Our neighbor has 2 giant and very healthy lemon trees in his back yard. They were there when he bought the place and there are waaay too many lemons for just him. I mentioned I liked to bake with lemons…and I got gifted a bunch, so I’ll be making many lemon desserts over the next week or so.
Ingredients
- 4 eggs, brought to room temperature
- ½ cup sugar
- ¼ cup olive oil
- ¼ cup butter, brought to room temperature
- ¼ cup fresh lemon juice (about 1 lemon)
- 2 t vanilla
- 1 ½ cups flour
- 2 t baking powder
- Pinch of salt
- 1 T lemon zest (also about 1 lemon)
- Powdered sugar for dusting
Directions
Put the eggs and sugar into a bowl and mix until the sugar is pretty well dissolved.
Add in the olive oil, butter, lemon juice and vanilla and mix again until well combined.
Slowly add in the flour, mixing as you go, until it is just combined. Next, add in the baking powder and salt and mix until well combined. And finally add in the lemon zest and stir with a spoon until the zest is well distributed in the batter.

Refrigerate the bowl for about a half hour. I usually use this time to clean up (because I invariably make a bigger mess than I should).
After you’ve cleaned up, get your madeleine pan and brush with olive oil. Take your batter out of the fridge and portin it evenly among the 12 madeleine molds.

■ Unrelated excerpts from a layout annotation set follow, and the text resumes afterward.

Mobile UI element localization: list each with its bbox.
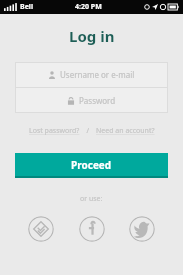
button[interactable]: Password <box>15 88 168 113</box>
button[interactable]: Lost password? <box>28 123 81 139</box>
staticText: Lost password? <box>29 126 80 136</box>
staticText: Log in <box>69 26 115 46</box>
staticText: Proceed <box>71 158 112 172</box>
button[interactable]: Sign in with Facebook <box>79 216 105 242</box>
staticText: Username or e-mail <box>60 69 135 80</box>
staticText: Need an account? <box>96 126 155 136</box>
staticText: Bell <box>20 2 34 12</box>
button[interactable]: Need an account? <box>95 123 156 139</box>
staticText: 4:20 PM <box>75 2 102 12</box>
button[interactable]: Username or e-mail <box>15 62 168 87</box>
staticText: or use: <box>80 194 103 204</box>
staticText: / <box>81 126 95 136</box>
button[interactable]: Sign in with Evernote <box>28 216 54 242</box>
button[interactable]: Sign in with Twitter <box>129 216 155 242</box>
button[interactable]: Proceed <box>15 153 168 178</box>
staticText: Password <box>79 95 116 106</box>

Bake at 350 for about 13-15 minutes, or until the edges turn a nice golden brown and the centers spring back when touched lightly.

Move the entire madeleine sheet to a wire rack to cool for a minute or two, then transfer the cookies to the rack to finish cooling.
When you’re ready to serve, lightly sprinkle with powdered sugar.
Makes about 30 delicious lemon madeleines!